Stimulus Sets and Song Recording:
The 6 best-performing males (those that learned the task in the fewest
number of trials) were designated Solvers, while the 6 worst-performing
males (those that did not solve the task) were designated
Non-Solvers. 6 Stimulus sets were
created by randomly pairing 1 Solver song with 1 Non-Solver song. All
Solvers used as stimulus males solved the task in under 30 trials
(mean=22.67 trials); all Non-Solvers took at least 60 trials before they
were pulled from testing (mean=90.67 trials). The 6 fastest Solvers were
chosen to maximize disparity between the abilities of Solvers and
Non-Solvers. Five out of the six Non-Solvers dropped out during stage 5,
in which they could no longer see the food reward. The remaining
Non-Solver dropped out during stage 1, in which food was placed in
wells. Because of concern that this Non-Solver was categorically
different in ability than the 5 Non-Solvers who failed at the same
stage, statistics were run on female preference including and not
including this stimulus set. Stimulus Solver and Non-Solver males were
recorded in sound attenuation chambers (Industrial Acoustics) using
Shure SM57 directional microphones and Sound Analysis Pro (see
Tchernichovski et al. 2000). Males were placed in divided cages with a
female (not a study subject and not housed with study subjects) in the
other half of the cage in order to elicit directed song (ten Cate 1985).

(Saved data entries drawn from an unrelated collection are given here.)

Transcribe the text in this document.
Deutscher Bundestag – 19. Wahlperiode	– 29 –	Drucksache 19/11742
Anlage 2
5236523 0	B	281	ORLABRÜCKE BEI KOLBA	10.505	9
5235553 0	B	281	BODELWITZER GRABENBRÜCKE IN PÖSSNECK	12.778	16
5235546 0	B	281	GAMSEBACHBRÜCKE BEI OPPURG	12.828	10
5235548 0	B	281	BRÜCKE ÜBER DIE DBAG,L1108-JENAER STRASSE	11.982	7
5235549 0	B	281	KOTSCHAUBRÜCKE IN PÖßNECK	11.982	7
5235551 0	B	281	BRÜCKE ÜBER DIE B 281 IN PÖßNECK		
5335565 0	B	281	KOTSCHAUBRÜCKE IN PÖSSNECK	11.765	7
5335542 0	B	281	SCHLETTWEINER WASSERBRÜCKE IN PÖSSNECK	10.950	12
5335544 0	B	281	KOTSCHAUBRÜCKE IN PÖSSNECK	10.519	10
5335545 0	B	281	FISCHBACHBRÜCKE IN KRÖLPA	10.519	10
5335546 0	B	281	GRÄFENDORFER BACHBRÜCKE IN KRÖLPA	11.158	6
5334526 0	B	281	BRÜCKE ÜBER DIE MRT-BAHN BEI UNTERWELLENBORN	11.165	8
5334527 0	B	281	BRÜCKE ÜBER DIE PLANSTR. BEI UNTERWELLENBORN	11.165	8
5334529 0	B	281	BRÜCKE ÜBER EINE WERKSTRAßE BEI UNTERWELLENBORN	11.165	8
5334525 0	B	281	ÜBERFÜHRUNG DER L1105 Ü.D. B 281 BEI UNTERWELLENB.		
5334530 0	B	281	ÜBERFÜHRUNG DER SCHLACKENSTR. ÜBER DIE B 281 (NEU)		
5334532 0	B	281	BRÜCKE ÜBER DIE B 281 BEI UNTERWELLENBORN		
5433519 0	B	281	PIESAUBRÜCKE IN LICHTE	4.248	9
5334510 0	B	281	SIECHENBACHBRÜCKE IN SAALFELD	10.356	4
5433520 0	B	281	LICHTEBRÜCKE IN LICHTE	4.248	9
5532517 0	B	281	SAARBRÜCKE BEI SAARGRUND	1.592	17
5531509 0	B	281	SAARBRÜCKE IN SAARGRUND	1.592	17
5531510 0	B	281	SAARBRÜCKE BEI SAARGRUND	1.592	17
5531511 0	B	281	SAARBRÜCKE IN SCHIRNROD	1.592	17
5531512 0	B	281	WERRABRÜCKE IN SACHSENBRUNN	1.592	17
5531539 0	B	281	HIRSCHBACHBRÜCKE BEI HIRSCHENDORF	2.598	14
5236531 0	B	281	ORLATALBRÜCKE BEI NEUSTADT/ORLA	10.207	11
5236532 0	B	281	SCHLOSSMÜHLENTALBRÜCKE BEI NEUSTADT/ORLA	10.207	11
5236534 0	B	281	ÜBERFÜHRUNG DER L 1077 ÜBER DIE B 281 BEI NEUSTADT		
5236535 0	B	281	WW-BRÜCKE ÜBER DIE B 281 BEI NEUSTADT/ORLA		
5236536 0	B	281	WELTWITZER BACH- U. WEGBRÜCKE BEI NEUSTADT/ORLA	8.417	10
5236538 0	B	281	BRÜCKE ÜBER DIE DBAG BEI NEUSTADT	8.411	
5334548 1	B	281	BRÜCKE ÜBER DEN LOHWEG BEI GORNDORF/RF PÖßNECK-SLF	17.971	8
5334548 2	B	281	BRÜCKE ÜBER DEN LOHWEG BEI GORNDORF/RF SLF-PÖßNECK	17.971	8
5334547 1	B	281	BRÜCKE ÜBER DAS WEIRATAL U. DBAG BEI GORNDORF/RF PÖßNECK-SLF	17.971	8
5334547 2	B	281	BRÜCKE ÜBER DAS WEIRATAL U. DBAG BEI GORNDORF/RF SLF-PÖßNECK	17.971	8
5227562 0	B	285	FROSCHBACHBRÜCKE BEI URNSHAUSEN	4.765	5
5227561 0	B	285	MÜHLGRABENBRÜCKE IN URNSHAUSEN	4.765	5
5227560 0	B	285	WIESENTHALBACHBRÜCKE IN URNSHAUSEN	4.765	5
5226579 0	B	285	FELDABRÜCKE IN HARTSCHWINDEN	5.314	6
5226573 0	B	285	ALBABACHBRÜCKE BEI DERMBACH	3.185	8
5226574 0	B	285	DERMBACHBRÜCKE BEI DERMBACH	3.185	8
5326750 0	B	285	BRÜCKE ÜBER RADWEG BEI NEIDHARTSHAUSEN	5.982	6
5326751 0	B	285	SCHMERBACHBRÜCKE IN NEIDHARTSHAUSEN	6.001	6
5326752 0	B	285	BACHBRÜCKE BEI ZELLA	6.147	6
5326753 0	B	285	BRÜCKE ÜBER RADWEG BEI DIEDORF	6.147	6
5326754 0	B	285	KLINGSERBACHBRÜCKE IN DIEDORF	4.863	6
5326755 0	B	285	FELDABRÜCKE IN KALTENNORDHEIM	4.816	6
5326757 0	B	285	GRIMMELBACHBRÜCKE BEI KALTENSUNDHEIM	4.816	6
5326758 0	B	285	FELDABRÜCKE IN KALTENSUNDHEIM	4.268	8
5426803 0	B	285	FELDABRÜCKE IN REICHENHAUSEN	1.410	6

Males and females were thus in visual and auditory contact but not
physical contact. To acclimate, pairs were placed in sound attenuation
chambers for 24 hours prior to recording. Song output was recorded
during the subsequent 24 hours. The majority of males produced hundreds
of directed songs in this time period. Males that produced fewer songs
were re-recorded in separate sessions with different females until
enough songs for analysis were produced. Female zebra finches have been
shown to prefer longer songs (Neubauer 1999), so we selected the longest
song from each male’s repertoire.
Zebra finch recordings were analyzed after the experiment using Raven
Pro Interactive Sound Analysis Software (The Cornell Lab of Ornithology,
Ithaca, NY, version 1.5; Bioacoustics Research Program 2014). Typically,
song complexity is analyzed by selecting random motifs from across a
male’s repertoire and averaging their complexity values (e.g. Boogert et
al. 2008). However we were not interested in whether problem-solving
ability correlated with general song complexity in males, but in whether
song complexity explained the female preference we observed. We thus
analyzed only the songs used as stimuli. We measured several potential
measures of complexity in this species: song length, number of phrases,
average phrase length, average elements per phrase, and total unique
elements per song. Data were collected by visual inspection of
spectrograms (256 pt. transform, frequency resolution = 86.1 Hz) and
elements were categorized following Airey and DeVoogd (2000). To
categorize elements as same or different, we used characteristics of the
number and distribution of harmonics, frequency modulation, and element
duration. Introductory elements were counted as phrases but excluded
from phrase length and elements per phrase analyses.